La France se distingue par la mixité de son système d’assurance-maladie. Deux types d’opérateurs concourent à la couverture des mêmes soins : la Sécurité sociale et les organismes complémentaires. Une telle organisation entraîne des coûts de gestion élevés et favorise la hausse des prix des soins. La régulation actuelle des complémentaires encourage aussi la sélection des risques, ce qui produit des inégalités dans l’accès à l’assurance et aux soins. Aujourd’hui, les tickets modérateurs sont couverts par les assurances complémentaires et les exonérations sociales dont bénéficient les contrats collectifs encouragent des couvertures étendues qui alimentent la progression des dépassements d’honoraires, ce qui nuit à l’accès aux soins des individus moins bien couverts. En outre, le foisonnement des contrats d’assurance complémentaire rend l’offre difficilement lisible pour les individus, ce qui entrave les mécanismes concurrentiels. Enfin, les complémentaires n’ont pas les moyens de piloter l’offre de soins. On peut maîtriser en partie la dépense de soins en agissant du côté des patients pour les dépenses sur lesquelles ils ont une marge de décision. Mais l’essentiel des gains d’efficacité est à attendre de la mise en place des conditions d’une réelle contractualisation avec les offreurs de soins.

 
Ces conditions dépendent a minima d’une réforme à court terme de l’organisation de l’assurance-maladie en France, mais c’est une refonte du système qui en définirait véritablement les bases.
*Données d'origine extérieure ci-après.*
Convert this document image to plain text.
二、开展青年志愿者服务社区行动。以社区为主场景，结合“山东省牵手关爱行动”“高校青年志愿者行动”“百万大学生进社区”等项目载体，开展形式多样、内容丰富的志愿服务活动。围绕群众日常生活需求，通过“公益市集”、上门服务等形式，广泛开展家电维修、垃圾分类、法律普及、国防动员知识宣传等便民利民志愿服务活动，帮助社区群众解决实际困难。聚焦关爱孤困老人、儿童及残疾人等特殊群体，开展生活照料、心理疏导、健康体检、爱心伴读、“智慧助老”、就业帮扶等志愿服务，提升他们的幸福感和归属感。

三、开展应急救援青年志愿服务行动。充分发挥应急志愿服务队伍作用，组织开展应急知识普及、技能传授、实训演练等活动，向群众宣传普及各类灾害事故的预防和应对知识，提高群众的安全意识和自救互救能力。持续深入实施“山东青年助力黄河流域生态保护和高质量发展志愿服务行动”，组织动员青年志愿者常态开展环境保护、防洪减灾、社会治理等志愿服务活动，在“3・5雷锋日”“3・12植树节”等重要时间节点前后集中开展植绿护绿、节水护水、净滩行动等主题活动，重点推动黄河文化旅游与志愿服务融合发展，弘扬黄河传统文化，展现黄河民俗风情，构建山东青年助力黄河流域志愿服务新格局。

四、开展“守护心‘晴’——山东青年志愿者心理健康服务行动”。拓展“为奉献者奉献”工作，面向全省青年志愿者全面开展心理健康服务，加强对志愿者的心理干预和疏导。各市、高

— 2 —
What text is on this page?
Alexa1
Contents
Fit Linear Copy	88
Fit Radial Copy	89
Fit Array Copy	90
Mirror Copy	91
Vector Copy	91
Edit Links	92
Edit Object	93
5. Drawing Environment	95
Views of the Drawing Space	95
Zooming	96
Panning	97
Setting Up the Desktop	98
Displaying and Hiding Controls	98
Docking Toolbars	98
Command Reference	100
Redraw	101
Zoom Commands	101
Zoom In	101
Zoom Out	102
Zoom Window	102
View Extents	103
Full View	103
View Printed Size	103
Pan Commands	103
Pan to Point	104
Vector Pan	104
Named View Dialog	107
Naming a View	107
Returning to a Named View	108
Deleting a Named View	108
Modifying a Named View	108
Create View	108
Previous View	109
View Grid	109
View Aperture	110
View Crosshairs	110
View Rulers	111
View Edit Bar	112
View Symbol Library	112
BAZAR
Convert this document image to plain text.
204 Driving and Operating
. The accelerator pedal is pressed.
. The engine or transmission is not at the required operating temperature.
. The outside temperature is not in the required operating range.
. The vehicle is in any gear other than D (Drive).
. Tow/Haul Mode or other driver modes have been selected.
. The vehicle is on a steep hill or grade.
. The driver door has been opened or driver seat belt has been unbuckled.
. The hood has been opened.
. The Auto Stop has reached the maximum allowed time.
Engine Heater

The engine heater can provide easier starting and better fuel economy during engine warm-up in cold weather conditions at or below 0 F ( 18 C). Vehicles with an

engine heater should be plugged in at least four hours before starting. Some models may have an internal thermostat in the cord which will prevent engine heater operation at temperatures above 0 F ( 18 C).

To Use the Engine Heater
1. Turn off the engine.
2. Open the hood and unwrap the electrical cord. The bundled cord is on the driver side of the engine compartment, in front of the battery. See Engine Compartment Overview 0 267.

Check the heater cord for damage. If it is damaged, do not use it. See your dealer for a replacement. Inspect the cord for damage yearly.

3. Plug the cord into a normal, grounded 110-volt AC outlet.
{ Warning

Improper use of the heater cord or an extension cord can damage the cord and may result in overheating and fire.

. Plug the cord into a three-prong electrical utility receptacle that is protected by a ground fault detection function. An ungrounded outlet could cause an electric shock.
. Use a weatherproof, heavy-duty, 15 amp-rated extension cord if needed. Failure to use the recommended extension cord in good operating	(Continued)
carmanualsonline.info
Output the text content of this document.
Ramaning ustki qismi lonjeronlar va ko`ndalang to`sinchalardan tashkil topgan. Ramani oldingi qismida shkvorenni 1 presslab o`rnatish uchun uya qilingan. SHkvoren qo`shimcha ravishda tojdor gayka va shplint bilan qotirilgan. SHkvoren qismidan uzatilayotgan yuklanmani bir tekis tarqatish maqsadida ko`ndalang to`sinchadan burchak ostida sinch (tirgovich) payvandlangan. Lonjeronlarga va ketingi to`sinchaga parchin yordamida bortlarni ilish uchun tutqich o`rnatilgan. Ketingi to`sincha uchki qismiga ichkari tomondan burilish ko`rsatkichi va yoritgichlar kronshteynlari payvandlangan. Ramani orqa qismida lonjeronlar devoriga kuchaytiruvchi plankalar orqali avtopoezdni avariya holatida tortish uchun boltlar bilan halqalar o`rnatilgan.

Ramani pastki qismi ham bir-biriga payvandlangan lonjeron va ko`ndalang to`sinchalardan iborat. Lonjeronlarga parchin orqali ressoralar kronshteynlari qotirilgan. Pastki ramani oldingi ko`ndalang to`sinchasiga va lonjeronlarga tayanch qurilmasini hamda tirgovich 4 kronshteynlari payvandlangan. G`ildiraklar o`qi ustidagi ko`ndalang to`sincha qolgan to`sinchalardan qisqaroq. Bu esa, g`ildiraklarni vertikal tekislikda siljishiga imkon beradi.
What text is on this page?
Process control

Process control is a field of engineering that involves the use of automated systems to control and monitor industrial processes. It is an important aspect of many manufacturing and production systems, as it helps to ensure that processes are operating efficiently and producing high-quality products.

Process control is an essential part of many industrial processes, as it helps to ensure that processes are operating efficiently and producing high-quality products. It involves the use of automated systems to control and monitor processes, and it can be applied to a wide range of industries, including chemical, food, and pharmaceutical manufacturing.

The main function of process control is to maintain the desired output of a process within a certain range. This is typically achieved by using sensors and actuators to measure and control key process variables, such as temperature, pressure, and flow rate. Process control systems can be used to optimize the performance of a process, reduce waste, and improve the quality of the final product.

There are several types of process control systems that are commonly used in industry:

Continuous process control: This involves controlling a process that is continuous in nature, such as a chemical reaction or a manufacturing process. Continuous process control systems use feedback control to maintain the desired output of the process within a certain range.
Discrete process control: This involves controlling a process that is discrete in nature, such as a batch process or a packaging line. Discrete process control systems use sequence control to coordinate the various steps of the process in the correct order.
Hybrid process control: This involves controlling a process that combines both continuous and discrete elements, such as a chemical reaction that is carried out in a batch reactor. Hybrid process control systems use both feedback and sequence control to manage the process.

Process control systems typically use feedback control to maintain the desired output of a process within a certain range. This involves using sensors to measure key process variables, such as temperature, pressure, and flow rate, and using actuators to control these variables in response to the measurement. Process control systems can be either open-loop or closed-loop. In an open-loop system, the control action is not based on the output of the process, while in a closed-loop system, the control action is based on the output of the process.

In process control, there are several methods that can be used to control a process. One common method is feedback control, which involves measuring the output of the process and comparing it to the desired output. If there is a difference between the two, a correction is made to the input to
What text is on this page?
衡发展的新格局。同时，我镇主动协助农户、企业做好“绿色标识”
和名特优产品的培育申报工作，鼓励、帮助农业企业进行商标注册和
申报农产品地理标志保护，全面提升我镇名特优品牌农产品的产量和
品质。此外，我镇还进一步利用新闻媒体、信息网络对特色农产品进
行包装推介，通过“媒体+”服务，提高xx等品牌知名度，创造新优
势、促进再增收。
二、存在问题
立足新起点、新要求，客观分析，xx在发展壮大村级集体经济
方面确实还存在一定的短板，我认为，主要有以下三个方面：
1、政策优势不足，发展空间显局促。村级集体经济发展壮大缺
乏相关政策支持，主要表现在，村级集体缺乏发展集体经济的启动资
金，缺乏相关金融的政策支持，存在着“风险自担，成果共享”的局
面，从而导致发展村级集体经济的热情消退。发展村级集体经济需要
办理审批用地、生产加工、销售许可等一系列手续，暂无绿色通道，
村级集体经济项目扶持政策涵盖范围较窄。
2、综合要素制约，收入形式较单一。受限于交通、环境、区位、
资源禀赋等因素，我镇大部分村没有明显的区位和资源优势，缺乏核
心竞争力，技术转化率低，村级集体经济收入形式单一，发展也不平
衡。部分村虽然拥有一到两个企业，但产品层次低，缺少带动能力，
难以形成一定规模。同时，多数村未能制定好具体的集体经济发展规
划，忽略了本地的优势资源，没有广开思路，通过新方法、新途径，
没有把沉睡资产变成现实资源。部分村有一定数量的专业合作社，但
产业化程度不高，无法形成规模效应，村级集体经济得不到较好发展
Du côté des patients, nous proposons de couvrir à 100 % les soins hospitaliers à l’exception d’un forfait journalier ramené à 8 euros, et de remplacer le ticket modérateur et les diverses participations financières en place pour les soins ambulatoires par une franchise et un co-paiement. L’ensemble ne doit pas être couvert par les assurances mais doit être plafonné. Il peut être modulé ou supprimé pour les personnes à bas revenu. Une réforme de court terme de l’assurance respecterait les périmètres d’intervention de la Sécurité sociale et des complémentaires. Il faudrait associer les complémentaires à la contractualisation avec les offreurs de soins et stimuler la concurrence dans ce secteur, par la définition d’un contrat homogène que tout organisme d’assurance complémentaire devrait offrir, et par la suppression des exonérations sociales favorisant les contrats collectifs.